White has worked in the education field for ten years. This year would have been her second year serving as an art teacher at Great Hearts Western Hills on San Antonio’s north side. Great Hearts operates a network of charter schools in Texas and Arizona.
White began attending weekly in-person training sessions at Great Hearts Western Hills in July. She wore homemade masks printed with the phrases, “Black Lives Matter” and “Silence is Violence.”
“For about a week and a half I was wearing these masks and no one said anything. A couple of the other teachers came up and asked for some if I had any extras and I made them some,” White said.
One Friday, White said she received a text message from the assistant principal of Great Hearts Western Hills.
“We’d like you to stop wearing these masks anymore, parents will be coming around more and we don’t discuss the current political climate,” White said.
Despite being told not to wear the mask more than once, White continued doing so, stressing she’s committed to the cause surrounding Black Lives Matter.
“This is human rights and it should be something that is promoted at our school. It’s an excuse to not talk about it by saying this is politics, talk about it on your own time. It’s just an excuse because they’re uncomfortable with the conversation,” White said.

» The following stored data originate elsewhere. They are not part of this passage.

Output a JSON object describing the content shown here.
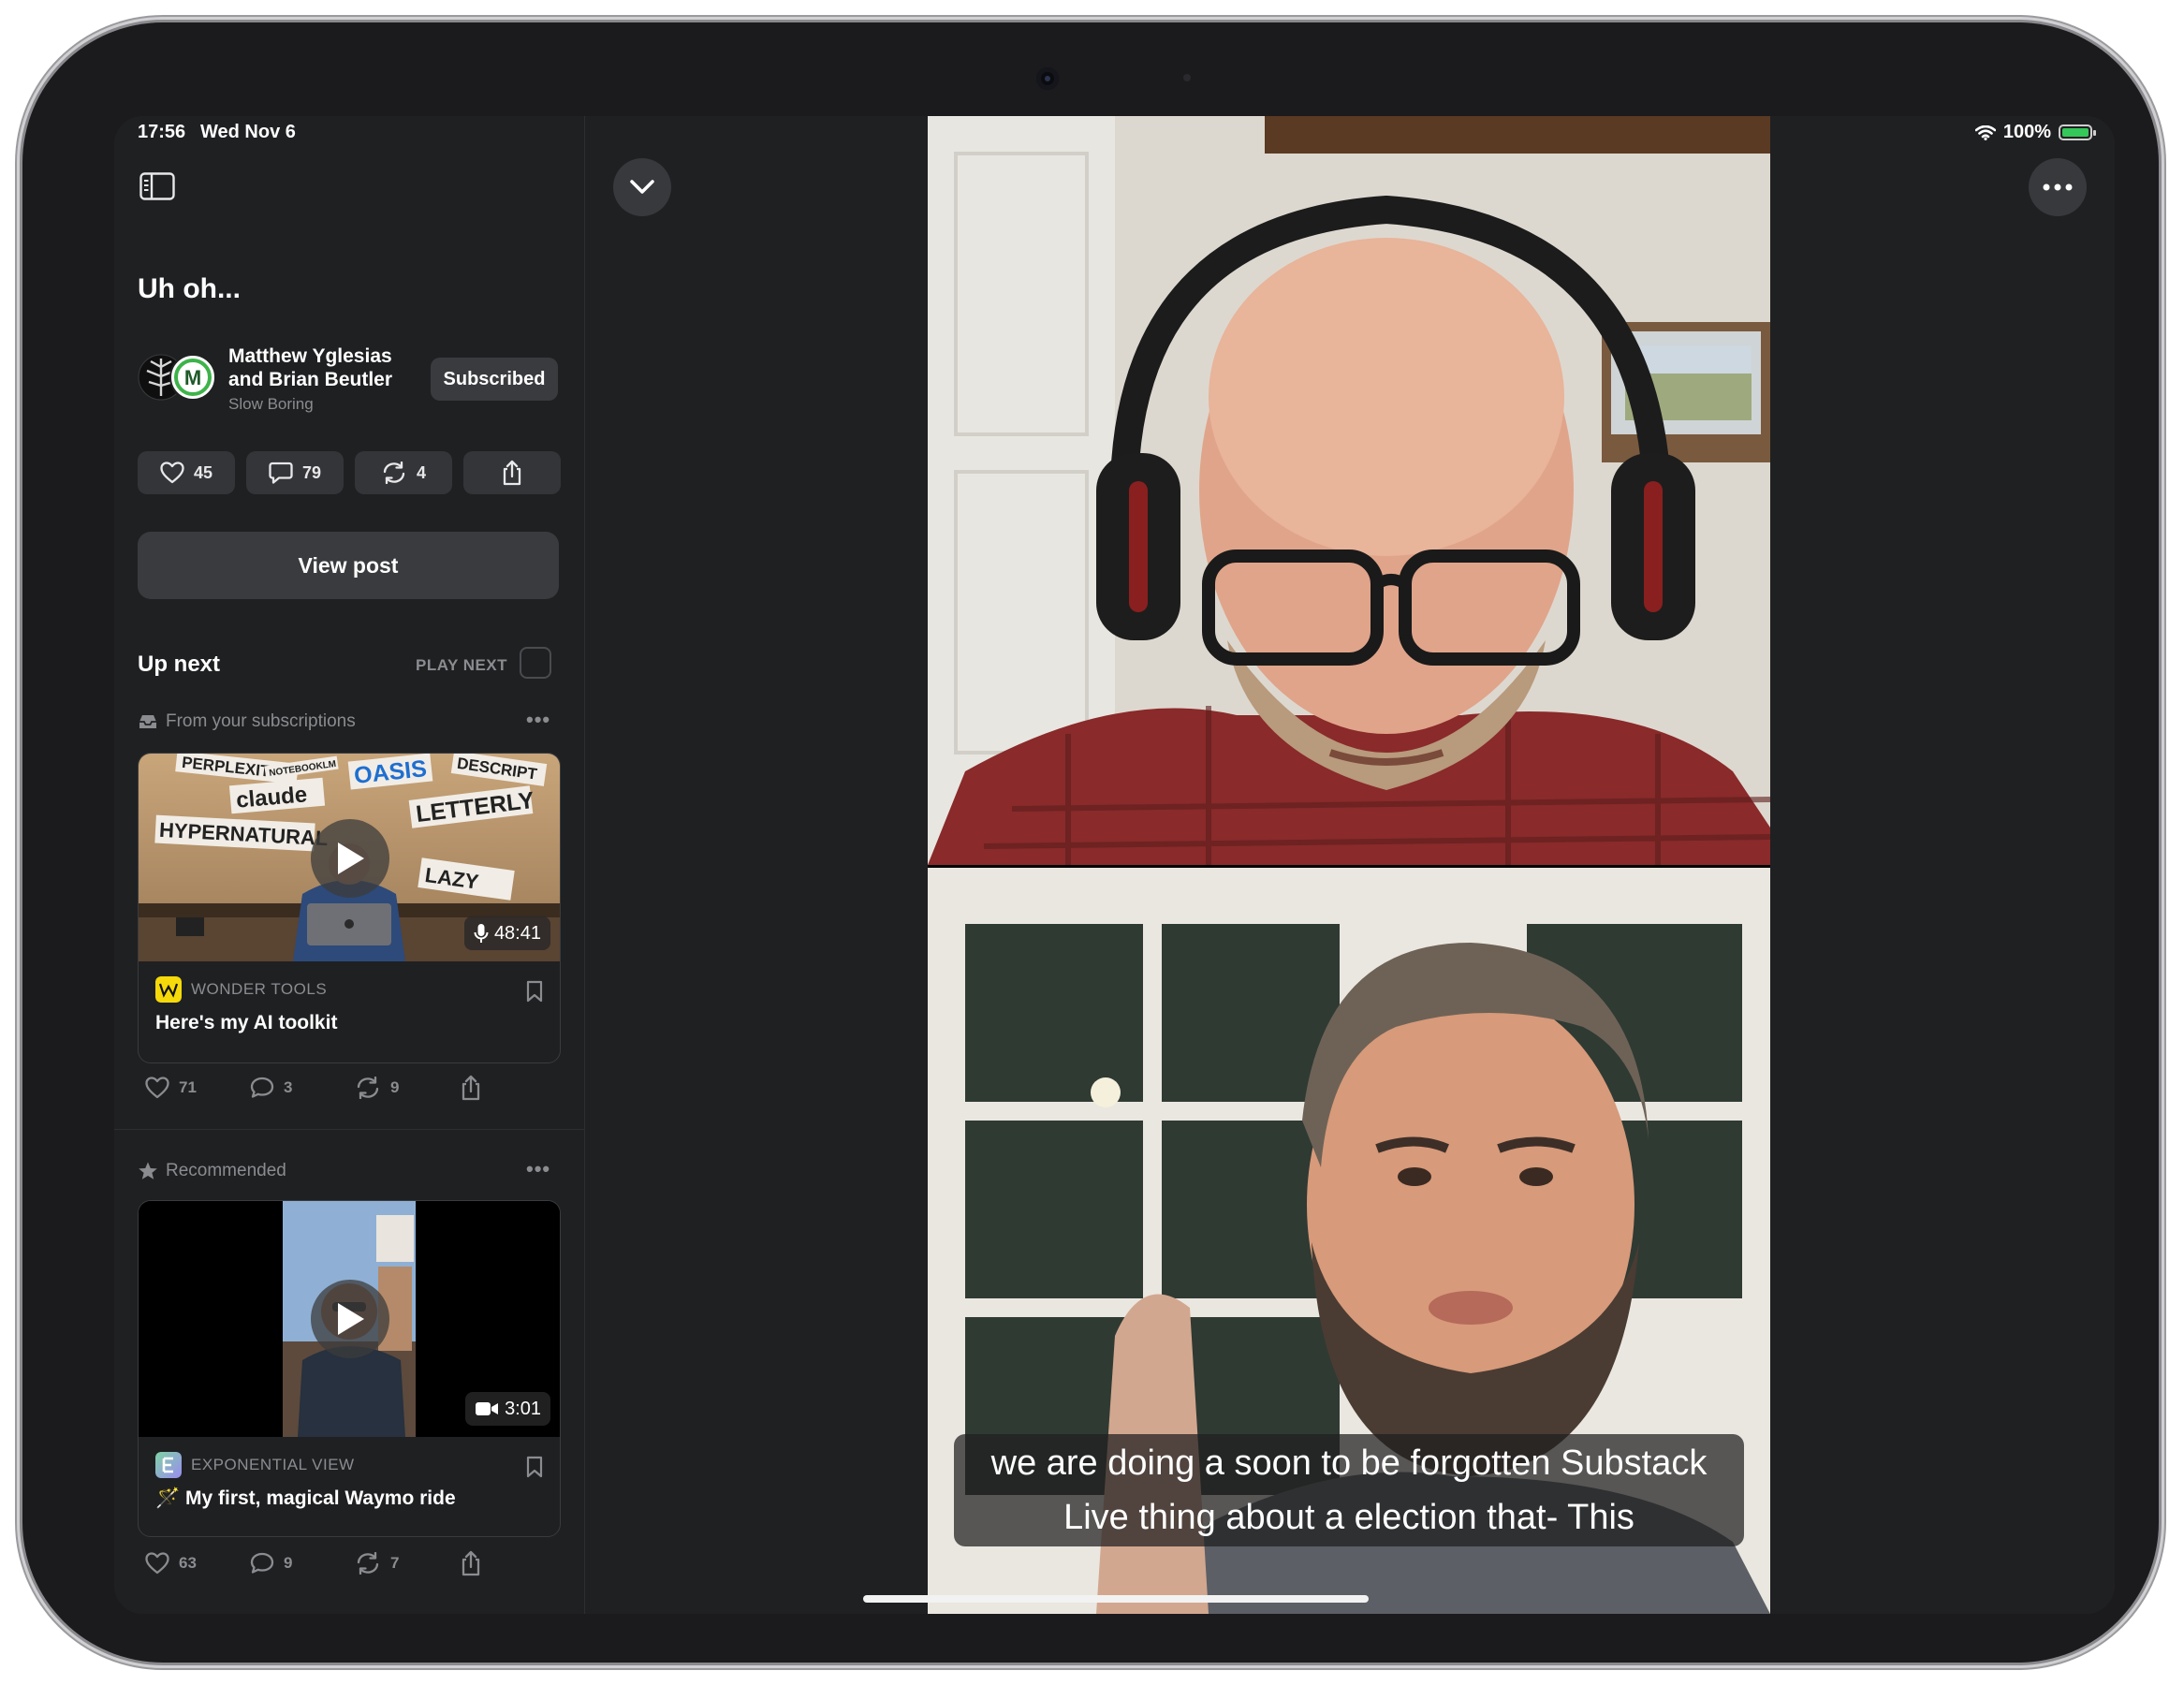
{
  "status_bar": {
    "time": "17:56",
    "date": "Wed Nov 6",
    "battery": "100%"
  },
  "post": {
    "title": "Uh oh...",
    "authors": "Matthew Yglesias and Brian Beutler",
    "publication": "Slow Boring",
    "subscribe_label": "Subscribed",
    "likes": "45",
    "comments": "79",
    "restacks": "4",
    "view_post_label": "View post"
  },
  "up_next": {
    "heading": "Up next",
    "play_next_label": "PLAY NEXT",
    "sections": [
      {
        "label": "From your subscriptions",
        "item": {
          "duration": "48:41",
          "publication": "WONDER TOOLS",
          "title": "Here's my AI toolkit",
          "likes": "71",
          "comments": "3",
          "restacks": "9",
          "thumb_words": [
            "PERPLEXITY",
            "NOTEBOOKLM",
            "claude",
            "OASIS",
            "DESCRIPT",
            "LETTERLY",
            "HYPERNATURAL",
            "LAZY"
          ]
        }
      },
      {
        "label": "Recommended",
        "item": {
          "duration": "3:01",
          "publication": "EXPONENTIAL VIEW",
          "title": "My first, magical Waymo ride",
          "title_prefix": "🪄",
          "likes": "63",
          "comments": "9",
          "restacks": "7"
        }
      }
    ]
  },
  "video": {
    "caption_line1": "we are doing a soon to be forgotten Substack",
    "caption_line2": "Live thing about a election that- This"
  },
  "colors": {
    "background": "#1f2022",
    "card": "#343538",
    "text": "#ffffff",
    "muted": "#8b8c90",
    "battery": "#34c759"
  }
}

Great Hearts Texas provided an emailed statement in response to White’s termination:
“Great Hearts respects the privacy of all current and former employees and as a result does not issue public comment on specific personnel matters. On the question related to face coverings, Great Hearts enacted, in this unprecedented pandemic environment, a policy that face coverings have no external messages. This policy was authored by school leaders and teachers in service to the learning environment of our classrooms.
Great Hearts was founded and exists today to serve the innate dignity and worth of every human being. We stand with the Black community and all who are suffering. Great Hearts deplores bigotry and its crushing effects on all those subjected to it. Great Hearts is committed to an America where racism, violence, and injustice do not happen, because such acts find no home in the hearts of a great people.” – Statement from Great Hearts Texas Superintendent, Daniel Scoggin
White has received a mix of support and dissent from people in the community after posting her story online. While searching for employment, she's continuing to fight for what she believes is right.
“I’m still trying to get them to enact some kind of anti-racism action plan so even though I don’t teach there anymore, I think that all this backlash, especially the negativity from parents and the fact that I was fired because of this, means that this is a conversation they still need to have,” White said.